Дмитрий Иванович, видно, ждал этого сообщения, так посерьезнел, что Василия сразу охватило чувство тревоги и неведомой опасности.
Поп держался надменно, смотрел на великого князя безбоязненно.
— Зачем зелье нес? — спросил его Дмитрий Иванович.
— Яды опасны, если вкупе они, а по малой толике — это лекарство суть, — отвечал поп таким голосом, что, казалось, не поверить в его искренность невозможно. Однако Дмитрий Иванович не поверил, но и допрос вести счел бесполезным, распорядился:
— В гости к боярину Беклемишеву его!
Двор Никиты Беклемишева был за крепостной стеной на Подоле и тем славился, что были у него крепкие каменные подвалы, в которые по распоряжению князя заключали опасных преступников. Этому и подвергли пленного попа, который пришел с татарами из Сарая. Хотя поначалу держался он в гостях весьма самовластно, на расправу, однако, оказался жидким: побоявшись принять истому, признался, что яды нес по поручению московского беглеца Ивана Вельяминова, чтобы ими отравить великого князя.
Недолгой была радость от победы. Дмитрий Иванович слишком хорошо понимал, как разъярил он Мамая, впереди была открытая, не на живот, а на смерть, борьба. Козни Ивана Васильевича Вельяминова, переметнувшегося несколько лет назад из Москвы в Тверь, а оттуда в Орду, тоже были опасны: дело даже не в самом этом переветнике, а в смуте, которую он может посеять в умах горожан. И понимал великий князь, что от него требуются действия решительные и безотлагательные.

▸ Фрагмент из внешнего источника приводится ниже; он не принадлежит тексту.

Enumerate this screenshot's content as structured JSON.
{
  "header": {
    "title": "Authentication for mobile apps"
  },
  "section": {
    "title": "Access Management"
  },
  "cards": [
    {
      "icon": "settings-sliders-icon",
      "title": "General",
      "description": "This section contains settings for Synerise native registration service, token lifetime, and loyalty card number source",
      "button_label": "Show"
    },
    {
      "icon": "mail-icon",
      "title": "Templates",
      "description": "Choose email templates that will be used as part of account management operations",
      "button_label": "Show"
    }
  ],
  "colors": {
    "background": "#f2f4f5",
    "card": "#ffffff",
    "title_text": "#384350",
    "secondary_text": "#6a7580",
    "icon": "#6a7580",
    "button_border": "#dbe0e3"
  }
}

4После пострига Василий редко видел свою мать. Она то с младшими детьми занималась, то уезжала куда-нибудь с отцом или с другими княгинями да боярынями — на свадьбу или поминки, на крестины или похороны, к родителям в Нижний Новгород или на богомолье. Но когда в княжеском дворе появилась Янга, к которой мать сразу привязалась (она все хотела иметь дочь, а у нее были одни мальчишки), Василий стал иногда заходить в терем, чтобы поиграть с пугливой девочкой, которая хотя особенно-то никого не боялась, однако с полным доверием относилась к одному только княжичу, почитая его, очевидно, своим избавителем и спасителем. И Василию все больше нравилось проводить с ней время — была она ласковая, кроткая и послушная.
— Янга, — только-то еще и скажет Василий, а она уж улыбается.
Троюродный брат Василия Серпуховской Иван звал ее не по имени, а по прозвищу — Синеногой, но она ничуть не обижалась, ей словно бы это даже И нравилось, и даже на вопрос, как ее кличут, отвечала без стеснения:
— Янга Синеногая.
Василий обучал ее азбуке по вырезанному на маленькой дощечке алфавиту, читал вслух букварь, патерик или псалтырь. Она оказалась умненькой девочкой, быстро научилась грамоте, даже счету с дробями, хотя писать сама не умела и полтрети путала с полвтора, спрашивала в отчаянии:
— Если мы берем три кусочка одного целого, разве же это полтора? А шестая частичка одного — почему же половина трети? — Долго не могла понять, как надо складывать числа. Считает орехи в одной кучке, в другой, а когда Василий обе кучки вместе сгрудит, начинает все сызнова считать, не беря в толк, как это можно сразу узнать. Возьмет Василий из общей кучки несколько орехов, а она опять по новой начинает счет. Но все же одолела премудрость — и сложение, и вычитание постигла, но долго еще удивлялась, как чуду.
И в шахматах научилась она быстро любую фигурку передвигать, даже поставила нечаянно Юрикову кесарю шах и смерть.
И в этот день они втроем сидели на рундуке (Юрик с Янгой играли, Василий наблюдал и, если Юрик не очень расстраивался, подсказывал правильный ход Янге), когда за окном послышались крики глашатаев и зазвонили колокола.
Ребята выбежали на Соборную площадь, которая была уже заполнена встревоженными людьми.
— Иван, сын Васильев…
— Последнего тысяцкого отпрыск…
Василий еще не мог понять, что происходит, а толпа гудела все сильнее.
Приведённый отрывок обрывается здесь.